Fanny Walldén: Fine-Tuning Language Models with Preferences for Text Summarization Tasks: A Comparative Study of Reinforcement Learning from Human Feedback and Direct Preference Optimization
Presentation of Master's theses in Mathematical statistics
Time: Wed 2026-06-03 08.00 - 08.45
Location: Albano, Mittag-Leffler room, floor 3, house 1
Respondent: Fanny Walldén
Supervisor: Chun-Biu Li
Abstract: The work investigates reinforcement learning from human feedback (RLHF) and direct preference optimization (DPO), two approaches used to fine-tune language models using human preference.

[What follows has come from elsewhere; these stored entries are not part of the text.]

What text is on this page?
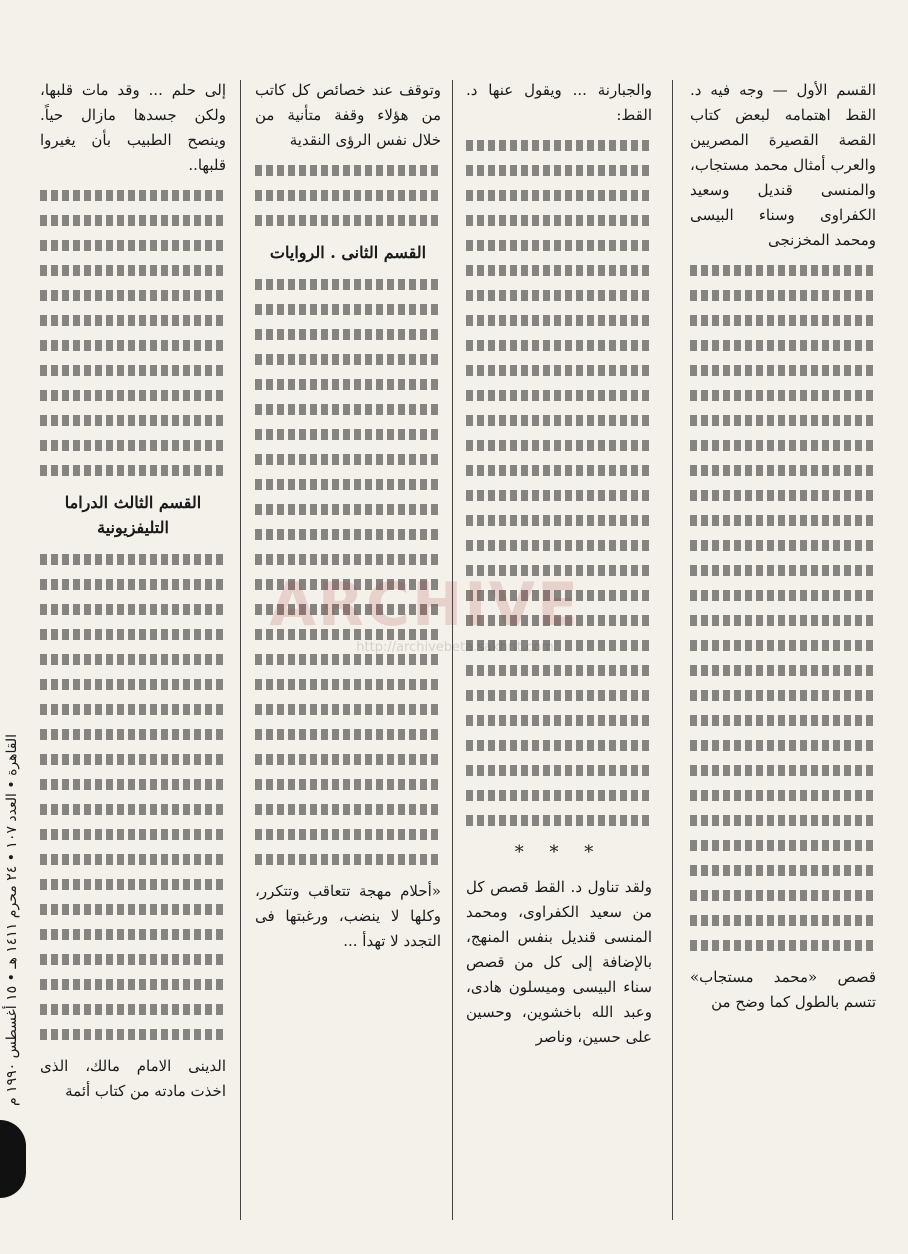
القسم الأول — وجه فيه د. القط اهتمامه لبعض كتاب القصة القصيرة المصريين والعرب أمثال محمد مستجاب، والمنسى قنديل وسعيد الكفراوى وسناء البيسى ومحمد المخزنجى

قصص «محمد مستجاب» تتسم بالطول كما وضح من

والجبارنة ... ويقول عنها د. القط:

* * *

ولقد تناول د. القط قصص كل من سعيد الكفراوى، ومحمد المنسى قنديل بنفس المنهج، بالإضافة إلى كل من قصص سناء البيسى وميسلون هادى، وعبد الله باخشوين، وحسين على حسين، وناصر

وتوقف عند خصائص كل كاتب من هؤلاء وقفة متأنية من خلال نفس الرؤى النقدية

القسم الثانى . الروايات

«أحلام مهجة تتعاقب وتتكرر، وكلها لا ينضب، ورغبتها فى التجدد لا تهدأ ...

إلى حلم ... وقد مات قلبها، ولكن جسدها مازال حياً. وينصح الطبيب بأن يغيروا قلبها..

القسم الثالث الدراما التليفزيونية

الدينى الامام مالك، الذى اخذت مادته من كتاب أئمة

القاهرة • العدد ١٠٧ • ٢٤ محرم ١٤١١ هـ • ١٥ أغسطس ١٩٩٠ م
http://archivebeta.sakhrit.com
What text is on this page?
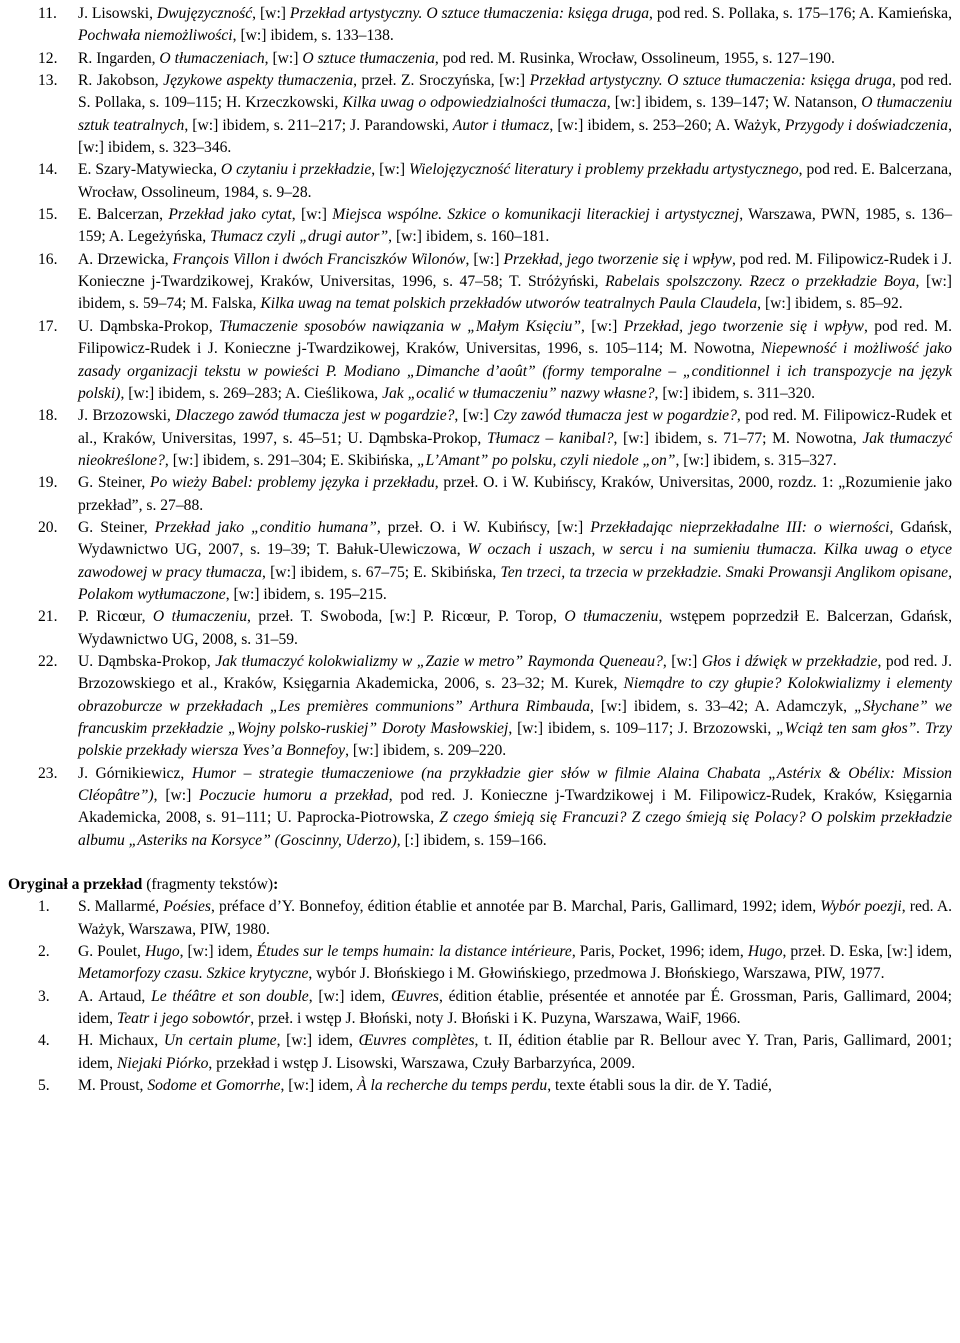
11. J. Lisowski, Dwujęzyczność, [w:] Przekład artystyczny. O sztuce tłumaczenia: księga druga, pod red. S. Pollaka, s. 175–176; A. Kamieńska, Pochwała niemożliwości, [w:] ibidem, s. 133–138.
12. R. Ingarden, O tłumaczeniach, [w:] O sztuce tłumaczenia, pod red. M. Rusinka, Wrocław, Ossolineum, 1955, s. 127–190.
13. R. Jakobson, Językowe aspekty tłumaczenia, przeł. Z. Sroczyńska, [w:] Przekład artystyczny. O sztuce tłumaczenia: księga druga, pod red. S. Pollaka, s. 109–115; H. Krzeczkowski, Kilka uwag o odpowiedzialności tłumacza, [w:] ibidem, s. 139–147; W. Natanson, O tłumaczeniu sztuk teatralnych, [w:] ibidem, s. 211–217; J. Parandowski, Autor i tłumacz, [w:] ibidem, s. 253–260; A. Ważyk, Przygody i doświadczenia, [w:] ibidem, s. 323–346.
14. E. Szary-Matywiecka, O czytaniu i przekładzie, [w:] Wielojęzyczność literatury i problemy przekładu artystycznego, pod red. E. Balcerzana, Wrocław, Ossolineum, 1984, s. 9–28.
15. E. Balcerzan, Przekład jako cytat, [w:] Miejsca wspólne. Szkice o komunikacji literackiej i artystycznej, Warszawa, PWN, 1985, s. 136–159; A. Legeżyńska, Tłumacz czyli „drugi autor”, [w:] ibidem, s. 160–181.
16. A. Drzewicka, François Villon i dwóch Franciszków Wilonów, [w:] Przekład, jego tworzenie się i wpływ, pod red. M. Filipowicz-Rudek i J. Konieczne j-Twardzikowej, Kraków, Universitas, 1996, s. 47–58; T. Stróżyński, Rabelais spolszczony. Rzecz o przekładzie Boya, [w:] ibidem, s. 59–74; M. Falska, Kilka uwag na temat polskich przekładów utworów teatralnych Paula Claudela, [w:] ibidem, s. 85–92.
17. U. Dąmbska-Prokop, Tłumaczenie sposobów nawiązania w „Małym Księciu”, [w:] Przekład, jego tworzenie się i wpływ, pod red. M. Filipowicz-Rudek i J. Konieczne j-Twardzikowej, Kraków, Universitas, 1996, s. 105–114; M. Nowotna, Niepewność i możliwość jako zasady organizacji tekstu w powieści P. Modiano „Dimanche d’août” (formy temporalne – „conditionnel i ich transpozycje na język polski), [w:] ibidem, s. 269–283; A. Cieślikowa, Jak „ocalić w tłumaczeniu” nazwy własne?, [w:] ibidem, s. 311–320.
18. J. Brzozowski, Dlaczego zawód tłumacza jest w pogardzie?, [w:] Czy zawód tłumacza jest w pogardzie?, pod red. M. Filipowicz-Rudek et al., Kraków, Universitas, 1997, s. 45–51; U. Dąmbska-Prokop, Tłumacz – kanibal?, [w:] ibidem, s. 71–77; M. Nowotna, Jak tłumaczyć nieokreślone?, [w:] ibidem, s. 291–304; E. Skibińska, „L’Amant” po polsku, czyli niedole „on”, [w:] ibidem, s. 315–327.
19. G. Steiner, Po wieży Babel: problemy języka i przekładu, przeł. O. i W. Kubińscy, Kraków, Universitas, 2000, rozdz. 1: „Rozumienie jako przekład”, s. 27–88.
20. G. Steiner, Przekład jako „conditio humana”, przeł. O. i W. Kubińscy, [w:] Przekładając nieprzekładalne III: o wierności, Gdańsk, Wydawnictwo UG, 2007, s. 19–39; T. Bałuk-Ulewiczowa, W oczach i uszach, w sercu i na sumieniu tłumacza. Kilka uwag o etyce zawodowej w pracy tłumacza, [w:] ibidem, s. 67–75; E. Skibińska, Ten trzeci, ta trzecia w przekładzie. Smaki Prowansji Anglikom opisane, Polakom wytłumaczone, [w:] ibidem, s. 195–215.
21. P. Ricœur, O tłumaczeniu, przeł. T. Swoboda, [w:] P. Ricœur, P. Torop, O tłumaczeniu, wstępem poprzedził E. Balcerzan, Gdańsk, Wydawnictwo UG, 2008, s. 31–59.
22. U. Dąmbska-Prokop, Jak tłumaczyć kolokwializmy w „Zazie w metro” Raymonda Queneau?, [w:] Głos i dźwięk w przekładzie, pod red. J. Brzozowskiego et al., Kraków, Księgarnia Akademicka, 2006, s. 23–32; M. Kurek, Niemądre to czy głupie? Kolokwializmy i elementy obrazoburcze w przekładach „Les premières communions” Arthura Rimbauda, [w:] ibidem, s. 33–42; A. Adamczyk, „Słychane” we francuskim przekładzie „Wojny polsko-ruskiej” Doroty Masłowskiej, [w:] ibidem, s. 109–117; J. Brzozowski, „Wciąż ten sam głos”. Trzy polskie przekłady wiersza Yves’a Bonnefoy, [w:] ibidem, s. 209–220.
23. J. Górnikiewicz, Humor – strategie tłumaczeniowe (na przykładzie gier słów w filmie Alaina Chabata „Astérix & Obélix: Mission Cléopâtre”), [w:] Poczucie humoru a przekład, pod red. J. Konieczne j-Twardzikowej i M. Filipowicz-Rudek, Kraków, Księgarnia Akademicka, 2008, s. 91–111; U. Paprocka-Piotrowska, Z czego śmieją się Francuzi? Z czego śmieją się Polacy? O polskim przekładzie albumu „Asteriks na Korsyce” (Goscinny, Uderzo), [:] ibidem, s. 159–166.

Oryginał a przekład (fragmenty tekstów):

1. S. Mallarmé, Poésies, préface d’Y. Bonnefoy, édition établie et annotée par B. Marchal, Paris, Gallimard, 1992; idem, Wybór poezji, red. A. Ważyk, Warszawa, PIW, 1980.
2. G. Poulet, Hugo, [w:] idem, Études sur le temps humain: la distance intérieure, Paris, Pocket, 1996; idem, Hugo, przeł. D. Eska, [w:] idem, Metamorfozy czasu. Szkice krytyczne, wybór J. Błońskiego i M. Głowińskiego, przedmowa J. Błońskiego, Warszawa, PIW, 1977.
3. A. Artaud, Le théâtre et son double, [w:] idem, Œuvres, édition établie, présentée et annotée par É. Grossman, Paris, Gallimard, 2004; idem, Teatr i jego sobowtór, przeł. i wstęp J. Błoński, noty J. Błoński i K. Puzyna, Warszawa, WaiF, 1966.
4. H. Michaux, Un certain plume, [w:] idem, Œuvres complètes, t. II, édition établie par R. Bellour avec Y. Tran, Paris, Gallimard, 2001; idem, Niejaki Piórko, przekład i wstęp J. Lisowski, Warszawa, Czuły Barbarzyńca, 2009.
5. M. Proust, Sodome et Gomorrhe, [w:] idem, À la recherche du temps perdu, texte établi sous la dir. de Y. Tadié,
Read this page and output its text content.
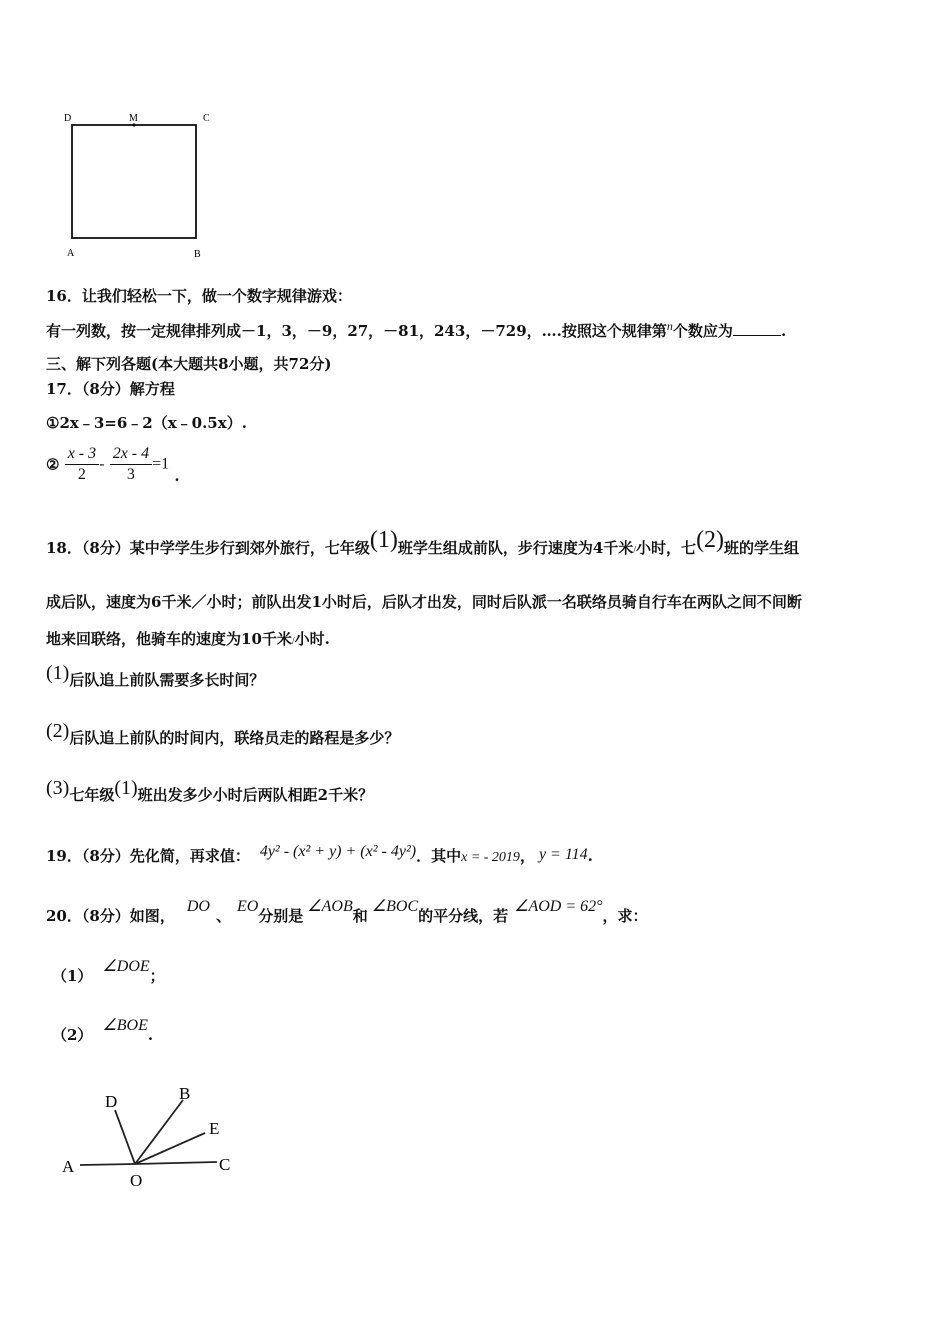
D	M	C
A	B
16．让我们轻松一下，做一个数字规律游戏：
有一列数，按一定规律排列成－1，3，－9，27，－81，243，－729，….按照这个规律第$^n$个数应为	.
三、解下列各题(本大题共8小题，共72分)
17．（8分）解方程
①2x﹣3=6﹣2（x﹣0.5x）.
② $\frac{x - 3}{2} - \frac{2x - 4}{3} =1$ .
18．（8分）某中学学生步行到郊外旅行，七年级(1)班学生组成前队，步行速度为4千米/小时，七(2)班的学生组
成后队，速度为6千米／小时；前队出发1小时后，后队才出发，同时后队派一名联络员骑自行车在两队之间不间断
地来回联络，他骑车的速度为10千米/小时.
(1)后队追上前队需要多长时间？
(2)后队追上前队的时间内，联络员走的路程是多少？
(3)七年级(1)班出发多少小时后两队相距2千米？
19．（8分）先化简，再求值： 4y² - (x² + y) + (x² - 4y²)．其中x = - 2019， y = 114.
20．（8分）如图，DO、EO分别是∠AOB和∠BOC的平分线，若∠AOD = 62°，求：
（1）∠DOE；
（2）∠BOE.
A
O
C
D	B
E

The approaches are trained and evaluated for the text summarization task, using the ROUGE and BERTScore metrics. In addition, the language models are fine-tuned using AI preference obtained by an off-the-shelf language model to investigate their robustness to different sources of feedback. The results demonstrate the main disadvantage of RLHF, namely, the approach is prone to suffer from reward hacking. Reward hacking is a common problem in reinforcement learning that occurs because the objective diverges from the actual goal. In addition, the results demonstrate that main advantage of DPO lies in its robustness and stability. Lastly, the results show that the approaches are robust to different sources of feedback, enabling efficient feedback generation without loss of quality.